A worker at a Camden County residential home for young children faces criminal charges after he allegedly assaulted a 10-year-old Egg Harbor Township boy who was living there.
Salome Bey, 42, is coordinator of residential services for YCS Cedar Brook, a nonprofit group home housing 10 boys and girls ages 5-10, according to its website.
He is charged with aggravated assault after leaving the boy — identified in court papers at B.M. —with several abrasions, including one that appears deep and several inches long across his neck, according to photos BreakingAC was provided by his mother.
BreakingAC is not publishing the photos or the woman’s name to protect the minor’s identity.
The boy has autism and has attempted suicide, so he was admitted to YCS Cedar Brook to stabilize him and keep him safe, his mother said.
“It was supposed to be safe,” she said.
But on Jan. 18, she found out her son had been injured.
According to the affidavit, it started when B.M. refused to get up because he was tired after the staff talking had kept him up the night before.
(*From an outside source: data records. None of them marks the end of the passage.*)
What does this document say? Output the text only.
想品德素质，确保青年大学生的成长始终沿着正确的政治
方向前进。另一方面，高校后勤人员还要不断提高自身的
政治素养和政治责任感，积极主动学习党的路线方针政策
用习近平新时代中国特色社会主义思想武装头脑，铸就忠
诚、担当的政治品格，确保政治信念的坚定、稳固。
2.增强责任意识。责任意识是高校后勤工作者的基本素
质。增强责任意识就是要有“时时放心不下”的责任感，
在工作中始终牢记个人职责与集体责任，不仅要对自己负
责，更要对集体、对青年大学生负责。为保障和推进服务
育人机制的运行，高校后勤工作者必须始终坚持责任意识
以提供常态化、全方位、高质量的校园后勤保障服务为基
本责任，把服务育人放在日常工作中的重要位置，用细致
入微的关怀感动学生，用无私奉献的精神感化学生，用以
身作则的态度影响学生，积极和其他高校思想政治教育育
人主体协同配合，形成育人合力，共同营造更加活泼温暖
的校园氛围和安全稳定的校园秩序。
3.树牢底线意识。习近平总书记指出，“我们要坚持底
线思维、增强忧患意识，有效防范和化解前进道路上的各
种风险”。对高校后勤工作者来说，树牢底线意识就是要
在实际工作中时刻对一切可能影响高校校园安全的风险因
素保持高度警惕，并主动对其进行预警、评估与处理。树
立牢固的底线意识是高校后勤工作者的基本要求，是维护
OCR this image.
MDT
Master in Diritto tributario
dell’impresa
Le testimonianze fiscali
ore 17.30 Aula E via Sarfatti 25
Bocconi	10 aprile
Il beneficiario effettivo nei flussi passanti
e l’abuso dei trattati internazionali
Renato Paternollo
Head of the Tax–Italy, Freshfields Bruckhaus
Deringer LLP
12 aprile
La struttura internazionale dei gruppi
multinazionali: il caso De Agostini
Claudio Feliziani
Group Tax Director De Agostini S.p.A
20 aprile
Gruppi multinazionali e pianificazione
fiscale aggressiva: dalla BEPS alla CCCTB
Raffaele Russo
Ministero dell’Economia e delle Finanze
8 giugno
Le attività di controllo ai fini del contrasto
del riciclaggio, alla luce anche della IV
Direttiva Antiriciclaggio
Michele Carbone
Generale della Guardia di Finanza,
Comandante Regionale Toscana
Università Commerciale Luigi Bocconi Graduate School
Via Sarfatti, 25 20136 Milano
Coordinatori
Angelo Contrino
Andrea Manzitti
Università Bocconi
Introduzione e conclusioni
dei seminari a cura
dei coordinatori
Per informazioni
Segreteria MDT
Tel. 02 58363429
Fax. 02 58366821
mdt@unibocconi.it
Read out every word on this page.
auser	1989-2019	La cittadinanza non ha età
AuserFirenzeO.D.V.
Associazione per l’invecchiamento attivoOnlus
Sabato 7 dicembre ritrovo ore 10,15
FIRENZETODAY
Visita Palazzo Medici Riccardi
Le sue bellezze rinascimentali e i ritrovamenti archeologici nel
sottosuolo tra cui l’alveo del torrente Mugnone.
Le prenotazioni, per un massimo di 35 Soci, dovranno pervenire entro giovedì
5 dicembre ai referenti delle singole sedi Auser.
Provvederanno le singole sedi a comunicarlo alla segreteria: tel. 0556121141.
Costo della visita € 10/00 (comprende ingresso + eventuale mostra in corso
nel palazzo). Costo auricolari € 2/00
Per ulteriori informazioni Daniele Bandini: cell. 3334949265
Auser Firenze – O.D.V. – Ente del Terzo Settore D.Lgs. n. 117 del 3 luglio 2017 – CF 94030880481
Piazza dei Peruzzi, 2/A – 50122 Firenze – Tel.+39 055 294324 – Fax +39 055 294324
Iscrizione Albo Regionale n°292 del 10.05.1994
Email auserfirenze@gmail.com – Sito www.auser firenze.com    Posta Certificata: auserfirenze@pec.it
Bey was called to get the boy up, B.M. told the investigator. When he still refused, Bey “grabbed him by his shirt collar and dragged him into the bathroom (with) his thigh and butt … being dragged on the floor,” the affidavit reads.
When they got to the bathroom, the boy said Bey kicked the back of his right knee, sending him to the ground.
Bey then asked three times if the boy needed help getting ready. When he finally answered, “No,” the boy said Bey “grabbed him by the neck with his right hand and threw him on the floor.”
An investigation led to charges being filed April 5. He was released from the Camden County Jail on Wednesday, following a detention hearing.
He was given conditions that include no contact with minors.
Bey is currently suspended without pay, Chief Operating Officer Philip DeFalco told BreakingAC.
“We won’t stand for anything like this, but we also recognize someone is innocent until proven guilty,” he said.
He noted that many of the kids they deal with are “difficult kids,” some of whom have histories of self-inflicted injury.
DeFalco said they usually make sure to have another staff member close by to witness anything but that doesn’t seem to have happened in this case.
He said Bey would have been the one who decides what staff are working where.
A woman at YCS Cedar Brook said they would not comment on the case.
The boy’s mother said she took him to urgent care as soon as she learned of his injuries and has kept him home with her since.